Cómo las cebollas pueden ayudar a reducir el azúcar en sangre

Las cebollas eran muy valoradas en el antiguo Egipto; no solo son un gran condimento para las comidas, entre sus propiedades medicinales pueden ayudar a controlar el azúcar en la sangre

Las cebollas son ricas en flavonoides y en compuestos azufrados que le dan su característico aroma.
Las cebollas son ricas en flavonoides y en compuestos azufrados que le dan su característico aroma.
Foto: Ulrike Leone / Pixabay

Las cebollas son un alimento básico en las cocinas del mundo. No solo contribuyen a hacer más sabrosas las comidas, también aportan nutrientes y desde la antigüedad le han sido atribuidas propiedades medicinales. Entre sus beneficios, las cebollas pueden ayudar a controlar el azúcar en sangre.

Las cebollas son un alimento muy antiguo que se cree que procede de Asia. La Federación Española de la Nutrición señala que existen evidencias de su cultivo 3.200 años a.C. Una inscripción encontrada en las pirámides de Egipto prueba que la adoraban como divinidad y que junto al ajo, ocupaba un lugar importante en la dieta de los esclavos empleados en la construcción de las pirámides.

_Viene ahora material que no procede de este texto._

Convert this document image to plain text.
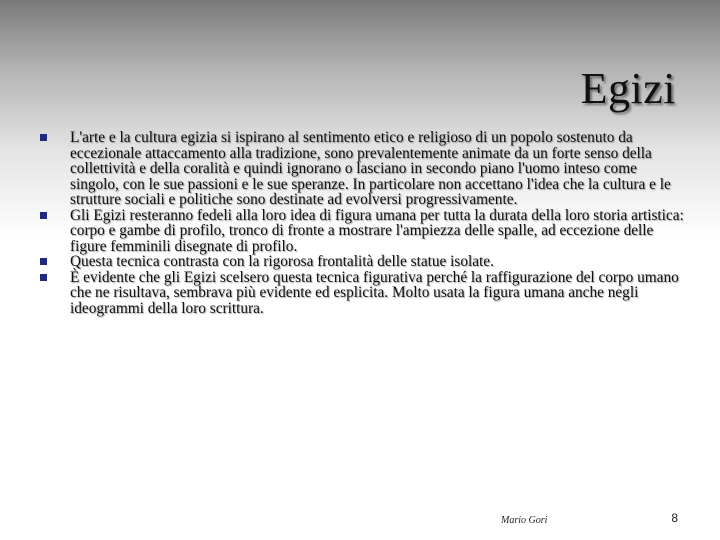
Egizi
L'arte e la cultura egizia si ispirano al sentimento etico e religioso di un popolo sostenuto da eccezionale attaccamento alla tradizione, sono prevalentemente animate da un forte senso della collettività e della coralità e quindi ignorano o lasciano in secondo piano l'uomo inteso come singolo, con le sue passioni e le sue speranze. In particolare non accettano l'idea che la cultura e le strutture sociali e politiche sono destinate ad evolversi progressivamente.
Gli Egizi resteranno fedeli alla loro idea di figura umana per tutta la durata della loro storia artistica: corpo e gambe di profilo, tronco di fronte a mostrare l'ampiezza delle spalle, ad eccezione delle figure femminili disegnate di profilo.
Questa tecnica contrasta con la rigorosa frontalità delle statue isolate.
È evidente che gli Egizi scelsero questa tecnica figurativa perché la raffigurazione del corpo umano che ne risultava, sembrava più evidente ed esplicita. Molto usata la figura umana anche negli ideogrammi della loro scrittura.
Mario Gori	8
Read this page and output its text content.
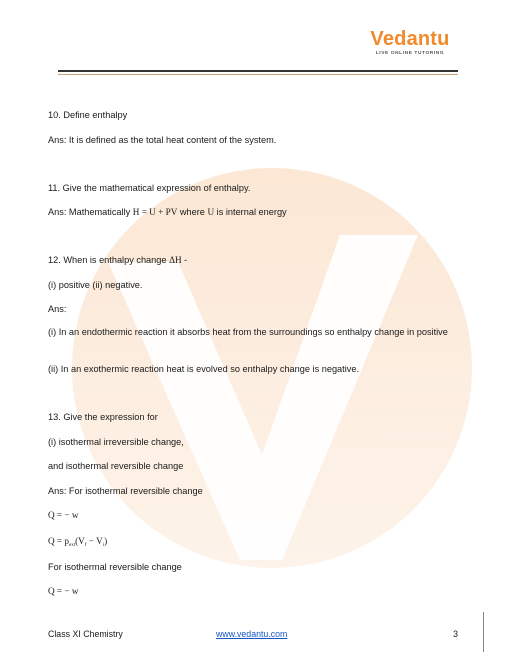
Vedantu
LIVE ONLINE TUTORING
10. Define enthalpy
Ans: It is defined as the total heat content of the system.
11. Give the mathematical expression of enthalpy.
Ans: Mathematically H = U + PV where U is internal energy
12. When is enthalpy change ΔH -
(i) positive (ii) negative.
Ans:
(i) In an endothermic reaction it absorbs heat from the surroundings so enthalpy change in positive
(ii) In an exothermic reaction heat is evolved so enthalpy change is negative.
13. Give the expression for
(i) isothermal irreversible change,
and isothermal reversible change
Ans: For isothermal reversible change
Q = − w
$Q = p_{ext}(V_f - V_i)$
For isothermal reversible change
Q = − w
Class XI Chemistry	www.vedantu.com	3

Estos bulbos forman parte de la familia de las liliáceas, a la que pertenece también el ajo y el puerro. Son fuente de potasio, vitamina C, son ricas en flavonoides y en compuestos azufrados que le dan su característico aroma.

Cómo las cebollas pueden ayudar a reducir el azúcar en sangre

Los compuestos que se encuentran en las cebollas, como la quercetina y los compuestos de azufre, poseen efectos antidiabéticos.

Un estudio publicado en 2010 en el que participaron personas con diabetes tipo 2 demostró que comer 3,5 onzas (100 gramos) de cebolla roja fresca redujo los niveles de azúcar en sangre en ayunas.

Un artículo de revisión de 2014 publicado en Nutrition informó que la investigación preliminar indica que las cebollas pueden tener un efecto hipoglucémico para las personas con diabetes.

Los autores del artículo señalan que los compuestos de azufre en las cebollas, que incluyen S-metilcisteína y flavonoides como la quercetina son los principales responsables de la actividad hipoglucemiante.

La S-metilcisteína y los flavonoides ayudan a disminuir los niveles de glucosa en sangre, lípidos séricos, estrés oxidativo y peroxidación de lípidos, así como a aumentar la actividad enzimática antioxidante y la secreción de insulina.

Cebollas en tu dieta

La Asociación Estadounidense de Diabetes recomienda comer al menos de tres a cinco porciones de vegetales sin almidón al día. Las cebollas son una opción para integrar a una gran variedad multicolor de vegetales. Una porción de verdura equivale a media taza cocida o una taza cruda.

Las cebollas son muy versátiles y se pueden integrar fácilmente a tus comidas. Ya sea crudas en enchiladas, salsas como el guacamole, sándwiches y ensaladas; cebollas cocidas y combinadas con otras verduras para una guarnición saludable; caramelizadas; salteadas; asadas o como condimento.

Son ideales para mezclar con otros alimentos saludables como los frijoles que también contribuyen a estabilizar los niveles de azúcar en sangre.

Las cebollas tienen múltiples beneficios para la salud. La quercetina es uno de los compuestos antioxidantes que concentran las cebollas que combaten la inflamación, lo que beneficia al corazón. Algunas investigaciones muestran el extracto de cebolla rico en quercetina puede reducir la presión arterial y los niveles de colesterol.

Las cebollas también tienen propiedades antibacterianas y promueven la salud digestiva, lo que puede mejorar la función inmunológica.